Common annotations include @entity, @table, @column, and @TRANSIENT

2. Data operation API, built-in interface, convenient to perform CRUD operations on a data table, save developers writing SQL time.

Common methods are: entityManager.merge(T T);

3.JPQL, which provides an object-oriented rather than database-oriented query language, decouples programs from databases and SQL.

JPA is a set of specifications and Hibernate implements the JPA specification.

In the Spring framework, a simplified JPA implementation, Spirng Data JPA, is provided. Write dao layer interface according to the agreed method naming rules, you can realize the access and operation to the database without writing interface implementation. It also provides many functions in addition to CRUD, such as paging, sorting, complex queries, and so on. It’s easier to use, but the underlying JPA implementation of Hibernate is still used.

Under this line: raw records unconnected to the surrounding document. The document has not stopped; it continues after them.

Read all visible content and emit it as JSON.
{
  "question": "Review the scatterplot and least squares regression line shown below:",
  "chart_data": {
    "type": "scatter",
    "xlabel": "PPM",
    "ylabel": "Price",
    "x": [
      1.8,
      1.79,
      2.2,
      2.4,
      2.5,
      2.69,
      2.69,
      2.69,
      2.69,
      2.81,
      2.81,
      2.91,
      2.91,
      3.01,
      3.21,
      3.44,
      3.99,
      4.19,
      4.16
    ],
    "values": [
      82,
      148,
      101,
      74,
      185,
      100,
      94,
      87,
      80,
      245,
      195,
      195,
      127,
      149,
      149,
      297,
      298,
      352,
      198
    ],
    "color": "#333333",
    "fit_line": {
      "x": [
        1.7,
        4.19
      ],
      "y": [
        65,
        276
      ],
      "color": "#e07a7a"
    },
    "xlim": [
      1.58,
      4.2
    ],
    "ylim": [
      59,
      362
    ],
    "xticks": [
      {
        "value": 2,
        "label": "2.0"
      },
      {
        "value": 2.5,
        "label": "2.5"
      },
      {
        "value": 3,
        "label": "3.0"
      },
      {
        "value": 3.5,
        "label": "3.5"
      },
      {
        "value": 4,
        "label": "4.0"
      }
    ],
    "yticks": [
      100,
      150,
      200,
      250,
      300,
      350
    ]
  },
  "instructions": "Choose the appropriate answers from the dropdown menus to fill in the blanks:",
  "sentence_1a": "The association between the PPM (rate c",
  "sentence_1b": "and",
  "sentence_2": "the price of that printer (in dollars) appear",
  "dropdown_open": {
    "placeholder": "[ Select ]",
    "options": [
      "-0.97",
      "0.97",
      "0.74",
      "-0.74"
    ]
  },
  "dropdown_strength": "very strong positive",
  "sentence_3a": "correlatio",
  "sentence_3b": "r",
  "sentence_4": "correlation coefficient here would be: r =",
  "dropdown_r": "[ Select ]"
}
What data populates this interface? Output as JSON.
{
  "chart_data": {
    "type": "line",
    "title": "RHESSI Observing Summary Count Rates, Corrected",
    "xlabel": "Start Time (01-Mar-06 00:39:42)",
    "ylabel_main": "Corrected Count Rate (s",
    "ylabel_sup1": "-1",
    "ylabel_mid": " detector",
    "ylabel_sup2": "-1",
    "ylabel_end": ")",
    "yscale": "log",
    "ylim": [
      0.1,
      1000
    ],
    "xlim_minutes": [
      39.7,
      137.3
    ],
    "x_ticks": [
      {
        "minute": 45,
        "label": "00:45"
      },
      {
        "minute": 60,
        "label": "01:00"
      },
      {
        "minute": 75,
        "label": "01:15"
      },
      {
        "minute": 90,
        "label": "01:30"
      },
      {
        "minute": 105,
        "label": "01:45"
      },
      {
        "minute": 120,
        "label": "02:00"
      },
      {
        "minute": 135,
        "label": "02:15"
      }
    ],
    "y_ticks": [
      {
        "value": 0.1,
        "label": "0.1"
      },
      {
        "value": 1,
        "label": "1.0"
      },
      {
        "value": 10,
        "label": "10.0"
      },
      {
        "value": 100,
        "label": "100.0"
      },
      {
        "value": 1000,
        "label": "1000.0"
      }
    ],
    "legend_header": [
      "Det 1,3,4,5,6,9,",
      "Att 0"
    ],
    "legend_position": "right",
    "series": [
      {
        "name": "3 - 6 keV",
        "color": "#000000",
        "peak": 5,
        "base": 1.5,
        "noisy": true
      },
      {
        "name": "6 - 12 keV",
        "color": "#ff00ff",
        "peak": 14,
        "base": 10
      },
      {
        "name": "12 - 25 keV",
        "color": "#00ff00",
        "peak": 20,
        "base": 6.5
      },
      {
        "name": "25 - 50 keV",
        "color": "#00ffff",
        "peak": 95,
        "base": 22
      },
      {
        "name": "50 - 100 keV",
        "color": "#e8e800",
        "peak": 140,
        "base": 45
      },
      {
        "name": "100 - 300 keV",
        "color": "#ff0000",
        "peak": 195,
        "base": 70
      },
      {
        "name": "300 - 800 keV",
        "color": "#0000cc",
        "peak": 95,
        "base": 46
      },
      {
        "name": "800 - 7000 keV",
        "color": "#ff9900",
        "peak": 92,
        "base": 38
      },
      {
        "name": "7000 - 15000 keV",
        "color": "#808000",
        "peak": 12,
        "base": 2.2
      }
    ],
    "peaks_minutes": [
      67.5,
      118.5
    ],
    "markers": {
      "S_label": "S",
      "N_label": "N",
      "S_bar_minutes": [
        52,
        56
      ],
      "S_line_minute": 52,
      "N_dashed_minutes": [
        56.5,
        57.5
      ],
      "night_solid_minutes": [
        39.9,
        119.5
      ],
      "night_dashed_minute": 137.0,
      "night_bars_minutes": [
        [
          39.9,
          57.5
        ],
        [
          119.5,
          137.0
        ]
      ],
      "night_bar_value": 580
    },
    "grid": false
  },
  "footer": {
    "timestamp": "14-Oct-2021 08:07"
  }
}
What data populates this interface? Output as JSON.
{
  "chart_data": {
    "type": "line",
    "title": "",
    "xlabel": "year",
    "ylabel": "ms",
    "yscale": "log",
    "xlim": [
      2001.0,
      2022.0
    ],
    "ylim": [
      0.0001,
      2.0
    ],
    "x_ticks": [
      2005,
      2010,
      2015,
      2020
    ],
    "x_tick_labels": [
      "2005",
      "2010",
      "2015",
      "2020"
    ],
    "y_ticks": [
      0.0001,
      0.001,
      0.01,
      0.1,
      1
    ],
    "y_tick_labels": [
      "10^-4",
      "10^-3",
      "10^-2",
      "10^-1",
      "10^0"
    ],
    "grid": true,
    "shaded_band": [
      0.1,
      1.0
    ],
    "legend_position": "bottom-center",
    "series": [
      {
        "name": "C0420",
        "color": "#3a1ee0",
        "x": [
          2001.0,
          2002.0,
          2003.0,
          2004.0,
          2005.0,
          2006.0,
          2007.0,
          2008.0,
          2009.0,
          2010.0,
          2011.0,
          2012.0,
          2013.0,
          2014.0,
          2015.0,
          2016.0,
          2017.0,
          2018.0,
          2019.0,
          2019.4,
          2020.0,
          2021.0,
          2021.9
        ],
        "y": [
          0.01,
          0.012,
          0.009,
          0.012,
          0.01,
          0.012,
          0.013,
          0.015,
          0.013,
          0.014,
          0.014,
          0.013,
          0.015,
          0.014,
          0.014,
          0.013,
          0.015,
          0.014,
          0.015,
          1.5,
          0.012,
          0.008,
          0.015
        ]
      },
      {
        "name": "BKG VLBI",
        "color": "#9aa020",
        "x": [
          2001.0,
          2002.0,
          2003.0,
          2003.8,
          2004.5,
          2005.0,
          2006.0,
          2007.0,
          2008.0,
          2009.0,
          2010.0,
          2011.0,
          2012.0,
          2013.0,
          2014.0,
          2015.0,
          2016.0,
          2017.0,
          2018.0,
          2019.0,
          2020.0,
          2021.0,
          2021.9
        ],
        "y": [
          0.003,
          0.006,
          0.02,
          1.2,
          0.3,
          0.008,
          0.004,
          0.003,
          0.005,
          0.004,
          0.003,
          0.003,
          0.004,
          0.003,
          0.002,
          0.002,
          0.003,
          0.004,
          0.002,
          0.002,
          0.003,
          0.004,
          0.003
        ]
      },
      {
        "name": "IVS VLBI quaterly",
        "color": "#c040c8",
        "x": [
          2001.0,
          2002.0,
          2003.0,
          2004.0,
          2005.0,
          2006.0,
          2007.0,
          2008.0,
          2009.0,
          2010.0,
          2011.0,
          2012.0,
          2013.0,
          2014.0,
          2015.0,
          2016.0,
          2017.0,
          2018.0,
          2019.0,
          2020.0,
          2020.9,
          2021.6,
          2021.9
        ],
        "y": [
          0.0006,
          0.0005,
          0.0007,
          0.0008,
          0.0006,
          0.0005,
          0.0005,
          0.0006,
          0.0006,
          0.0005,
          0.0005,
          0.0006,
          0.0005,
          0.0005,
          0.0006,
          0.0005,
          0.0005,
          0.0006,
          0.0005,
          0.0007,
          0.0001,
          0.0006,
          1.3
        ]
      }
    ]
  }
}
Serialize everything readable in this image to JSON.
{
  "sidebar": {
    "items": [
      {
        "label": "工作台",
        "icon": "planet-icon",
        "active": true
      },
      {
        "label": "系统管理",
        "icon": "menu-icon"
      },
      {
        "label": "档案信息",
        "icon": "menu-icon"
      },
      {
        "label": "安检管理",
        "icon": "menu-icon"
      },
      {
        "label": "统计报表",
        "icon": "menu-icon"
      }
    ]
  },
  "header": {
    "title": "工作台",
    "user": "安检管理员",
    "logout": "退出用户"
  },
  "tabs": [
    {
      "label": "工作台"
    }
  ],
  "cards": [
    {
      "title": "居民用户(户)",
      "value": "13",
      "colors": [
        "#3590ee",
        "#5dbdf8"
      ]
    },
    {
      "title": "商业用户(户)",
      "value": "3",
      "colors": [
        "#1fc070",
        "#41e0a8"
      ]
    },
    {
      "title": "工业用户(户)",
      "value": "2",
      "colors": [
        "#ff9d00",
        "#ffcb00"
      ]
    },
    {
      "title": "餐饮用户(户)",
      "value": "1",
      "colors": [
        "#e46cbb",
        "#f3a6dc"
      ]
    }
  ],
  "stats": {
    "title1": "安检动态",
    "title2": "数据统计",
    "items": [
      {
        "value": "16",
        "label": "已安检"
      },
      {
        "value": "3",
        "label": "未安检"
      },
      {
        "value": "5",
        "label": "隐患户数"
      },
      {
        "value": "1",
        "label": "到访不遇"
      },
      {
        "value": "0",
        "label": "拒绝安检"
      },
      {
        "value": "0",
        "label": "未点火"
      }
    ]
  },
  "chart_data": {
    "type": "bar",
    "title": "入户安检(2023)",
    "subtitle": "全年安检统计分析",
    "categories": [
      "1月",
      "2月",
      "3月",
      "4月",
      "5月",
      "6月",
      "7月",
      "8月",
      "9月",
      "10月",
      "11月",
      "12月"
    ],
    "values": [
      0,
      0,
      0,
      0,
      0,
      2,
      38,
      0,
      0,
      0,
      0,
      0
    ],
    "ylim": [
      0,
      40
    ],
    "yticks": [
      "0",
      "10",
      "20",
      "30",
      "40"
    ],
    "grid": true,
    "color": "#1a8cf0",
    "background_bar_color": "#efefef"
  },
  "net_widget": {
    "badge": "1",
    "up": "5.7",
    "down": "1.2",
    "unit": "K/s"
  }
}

As with HQL injection, SQL injection occurs when data controlled by the user is inserted into a query statement using concatenation.

Secure queries should use precompilation techniques.

Spring Data JPA is precompiled as follows:

String getUser = "SELECT username FROM users WHERE id = ?" ; Query query = em.createNativeQuery(getUser); query.setParameter(1, id); String username = query.getResultList();Copy the code

Tip: Hibernate was invented earlier than the JPA specification. After Hibernate became mature, the JavaEE development team invited Hibernate core developers to work together to develop the JPA specification. Spring Data JPA has since been further optimized according to the specification. In addition, there are many products for implementing the JPA specification, such as Eclipse’s TopLink (OracleLink).

Six summarize

After the above introduction, especially the discussion about the error-prone points of Mybatis, we can draw the following conclusions:

  1. There are many types of persistence layer components.
  2. Developers’ misunderstanding of tool use is the main cause of bugs.
  3. Due to the dynamic nature of auto-generated plug-ins, automated discovery of SQL vulnerabilities cannot simply be found using ${}. Detailed matching rules must be made according to the global persistence layer component characteristics.

The original link

This article is the original content of Aliyun and shall not be reproduced without permission.